The three questions are perfect to  ask anyone who is having a meltdown and thinks life is not worth living.

Of course I love the gas cap story but the last line makes the story beautiful.

Very interesting article on information underload and overload, and how information underload may be a causal factor in brain disease. Seems that neurons are like sharks: they have to keep moving — in this case, “firing,”

Oriana: NIGHT, CANDLE LIGHT: LYRICAL, ARCHETYPAL IMAGERY

The last line of the gas cap story goes beyond straight reporting. It’s still “that’s exactly what happened,” but simply the inclusion of this little fact, that night was descending, adds poetry. I think it’s because nature imagery suddenly enters this absurdly technological and bureaucratic scene. Nature imagery is automatically lyrical and archetypal. The symbolism of nature, and here specifically of nightfall, is vast. It works on our emotional brain even if we don’t pause to ponder all the possible meanings of “darkness.”

The lyrical power of imagery is also evident in Dan Bellm’s poem about the two candles.
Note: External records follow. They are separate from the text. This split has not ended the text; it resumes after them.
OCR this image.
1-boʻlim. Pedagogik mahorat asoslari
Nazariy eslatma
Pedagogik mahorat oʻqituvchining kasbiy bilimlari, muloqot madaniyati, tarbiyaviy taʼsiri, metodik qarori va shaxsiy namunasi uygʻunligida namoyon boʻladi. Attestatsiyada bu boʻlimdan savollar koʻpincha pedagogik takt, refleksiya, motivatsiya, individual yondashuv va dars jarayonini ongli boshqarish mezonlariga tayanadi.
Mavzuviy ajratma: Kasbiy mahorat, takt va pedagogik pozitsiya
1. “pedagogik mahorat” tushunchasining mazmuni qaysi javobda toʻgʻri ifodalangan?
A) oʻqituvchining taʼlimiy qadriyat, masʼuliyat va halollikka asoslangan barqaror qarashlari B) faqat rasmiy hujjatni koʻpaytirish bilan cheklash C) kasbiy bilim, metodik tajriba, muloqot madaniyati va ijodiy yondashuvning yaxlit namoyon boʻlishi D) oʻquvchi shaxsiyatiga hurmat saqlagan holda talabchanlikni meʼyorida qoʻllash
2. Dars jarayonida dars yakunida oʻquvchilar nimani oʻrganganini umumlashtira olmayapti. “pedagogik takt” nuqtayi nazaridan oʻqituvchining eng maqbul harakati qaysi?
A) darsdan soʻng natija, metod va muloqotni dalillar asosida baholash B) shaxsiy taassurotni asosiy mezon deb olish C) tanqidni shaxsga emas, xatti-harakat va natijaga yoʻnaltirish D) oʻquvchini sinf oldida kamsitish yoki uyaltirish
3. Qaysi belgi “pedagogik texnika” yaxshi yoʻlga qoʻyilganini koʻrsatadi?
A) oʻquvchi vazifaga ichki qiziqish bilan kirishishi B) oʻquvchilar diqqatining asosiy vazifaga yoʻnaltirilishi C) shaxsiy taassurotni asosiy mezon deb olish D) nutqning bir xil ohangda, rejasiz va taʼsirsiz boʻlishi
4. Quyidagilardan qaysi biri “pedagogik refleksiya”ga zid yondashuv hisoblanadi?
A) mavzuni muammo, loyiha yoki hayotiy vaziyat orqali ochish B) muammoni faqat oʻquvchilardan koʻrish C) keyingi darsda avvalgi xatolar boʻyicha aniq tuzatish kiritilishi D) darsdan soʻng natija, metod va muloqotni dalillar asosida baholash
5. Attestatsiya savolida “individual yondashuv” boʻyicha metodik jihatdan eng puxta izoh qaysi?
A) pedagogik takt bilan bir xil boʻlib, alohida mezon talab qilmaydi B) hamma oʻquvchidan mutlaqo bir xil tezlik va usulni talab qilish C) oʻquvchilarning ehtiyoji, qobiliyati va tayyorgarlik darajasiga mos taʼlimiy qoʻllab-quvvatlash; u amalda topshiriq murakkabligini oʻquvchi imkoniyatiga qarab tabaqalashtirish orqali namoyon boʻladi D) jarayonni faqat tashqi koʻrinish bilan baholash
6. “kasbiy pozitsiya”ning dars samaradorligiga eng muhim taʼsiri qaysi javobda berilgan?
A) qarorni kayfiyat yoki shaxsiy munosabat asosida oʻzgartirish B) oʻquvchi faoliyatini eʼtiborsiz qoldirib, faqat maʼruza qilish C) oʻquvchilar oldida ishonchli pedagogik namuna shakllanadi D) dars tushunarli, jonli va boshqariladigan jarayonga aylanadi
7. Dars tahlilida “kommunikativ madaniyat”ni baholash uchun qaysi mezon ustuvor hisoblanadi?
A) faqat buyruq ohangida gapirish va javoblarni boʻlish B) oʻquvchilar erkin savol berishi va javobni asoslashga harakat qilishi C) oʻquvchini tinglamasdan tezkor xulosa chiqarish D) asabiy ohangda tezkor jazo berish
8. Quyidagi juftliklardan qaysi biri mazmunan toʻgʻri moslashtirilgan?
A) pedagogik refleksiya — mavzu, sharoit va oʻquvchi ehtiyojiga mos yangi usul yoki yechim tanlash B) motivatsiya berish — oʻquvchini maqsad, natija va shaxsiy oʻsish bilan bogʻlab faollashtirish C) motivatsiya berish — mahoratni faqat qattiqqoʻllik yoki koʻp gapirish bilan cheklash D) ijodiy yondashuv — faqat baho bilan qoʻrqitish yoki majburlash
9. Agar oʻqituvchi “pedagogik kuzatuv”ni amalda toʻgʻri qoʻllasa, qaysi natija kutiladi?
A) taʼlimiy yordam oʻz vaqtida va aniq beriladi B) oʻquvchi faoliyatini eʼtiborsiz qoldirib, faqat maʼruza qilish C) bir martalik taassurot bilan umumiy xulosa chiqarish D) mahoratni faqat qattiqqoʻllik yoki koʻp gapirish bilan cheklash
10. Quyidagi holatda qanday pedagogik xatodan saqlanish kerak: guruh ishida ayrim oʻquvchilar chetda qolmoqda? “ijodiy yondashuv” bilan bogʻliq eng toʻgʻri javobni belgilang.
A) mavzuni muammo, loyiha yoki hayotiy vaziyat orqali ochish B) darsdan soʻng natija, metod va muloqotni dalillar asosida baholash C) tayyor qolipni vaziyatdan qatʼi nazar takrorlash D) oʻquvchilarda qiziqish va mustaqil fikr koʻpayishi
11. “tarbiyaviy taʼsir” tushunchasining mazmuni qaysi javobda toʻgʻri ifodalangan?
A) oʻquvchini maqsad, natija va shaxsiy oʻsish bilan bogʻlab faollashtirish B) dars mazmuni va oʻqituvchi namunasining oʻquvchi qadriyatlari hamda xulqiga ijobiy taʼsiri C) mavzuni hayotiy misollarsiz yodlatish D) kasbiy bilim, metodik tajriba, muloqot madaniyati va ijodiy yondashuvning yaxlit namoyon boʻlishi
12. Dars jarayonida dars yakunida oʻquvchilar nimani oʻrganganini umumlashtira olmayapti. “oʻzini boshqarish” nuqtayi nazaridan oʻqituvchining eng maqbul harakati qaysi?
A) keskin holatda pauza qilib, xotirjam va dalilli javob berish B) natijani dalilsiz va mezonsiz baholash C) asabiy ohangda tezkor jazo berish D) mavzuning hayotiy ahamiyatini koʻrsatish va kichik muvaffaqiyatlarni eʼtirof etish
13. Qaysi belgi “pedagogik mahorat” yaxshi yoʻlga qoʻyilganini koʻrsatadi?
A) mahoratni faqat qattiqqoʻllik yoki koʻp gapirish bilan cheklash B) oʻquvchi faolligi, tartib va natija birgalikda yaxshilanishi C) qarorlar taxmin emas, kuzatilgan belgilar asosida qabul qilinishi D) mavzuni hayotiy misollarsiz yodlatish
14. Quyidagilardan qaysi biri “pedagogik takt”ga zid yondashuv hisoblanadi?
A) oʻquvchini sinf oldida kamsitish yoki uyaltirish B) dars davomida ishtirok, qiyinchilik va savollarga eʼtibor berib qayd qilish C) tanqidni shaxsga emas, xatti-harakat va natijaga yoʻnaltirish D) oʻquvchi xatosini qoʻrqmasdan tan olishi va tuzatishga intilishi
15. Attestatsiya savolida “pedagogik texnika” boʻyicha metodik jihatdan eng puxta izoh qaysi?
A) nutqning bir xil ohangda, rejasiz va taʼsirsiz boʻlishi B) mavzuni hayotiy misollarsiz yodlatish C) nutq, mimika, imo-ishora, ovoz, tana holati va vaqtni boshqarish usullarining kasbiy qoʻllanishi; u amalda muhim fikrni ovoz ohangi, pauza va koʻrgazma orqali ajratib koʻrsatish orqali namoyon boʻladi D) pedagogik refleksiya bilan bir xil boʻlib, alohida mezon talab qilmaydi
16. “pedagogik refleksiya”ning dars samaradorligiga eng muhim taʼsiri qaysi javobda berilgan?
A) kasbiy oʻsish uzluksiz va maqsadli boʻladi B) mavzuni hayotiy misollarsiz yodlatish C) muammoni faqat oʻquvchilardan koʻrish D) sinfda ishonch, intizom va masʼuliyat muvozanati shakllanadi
The candle flame is ever so transient and “mortal” — when the wax runs out, the flame doesn’t “go” anywhere, it simply ceases: an excellent analogy to dying and the consciousness (or “soul”) not “going” anywhere but simply ceasing. And yet, wonder of wonders, when we stare at a candle flame, we feel marvelously soothed. That’s the power of natural imagery. Perhaps unconsciously we take it as a manifestation of the all-accepting mother nature, without punishment or reward — it’s a universal embrace.

More important, light has a very positive symbolism, going back to when our distant ancestors learned how to start and control fire. Now there was light, heat, the ability to cook, to scare off wild animals. Imagine the increase in security all this produced.

The article on Alzheimer’s and information underload is extremely important. The brain is a shark in yet another manner: it requires a lot of “nutrition” in the form of stimuli to process. True, these days it’s the chaos of overload that may be a greater danger to brain health. But as people age, they may indeed be starved for information — on the unconscious level.

In an unexpected way, that article connects with the Three Questions article, making me wonder if a “receptive” life would be satisfying enough. I am very used to digesting and recording experience — and that’s in part motivated by the fear that otherwise I would not be contributing and life would simply be passing like sand through one’s fingers — that it would be wasted. But perhaps it would be bliss to forget that fear — to just soak in life as in a delightful froth of a warm jacuzzi. To stare at the soothing candle flame. To just look out the window.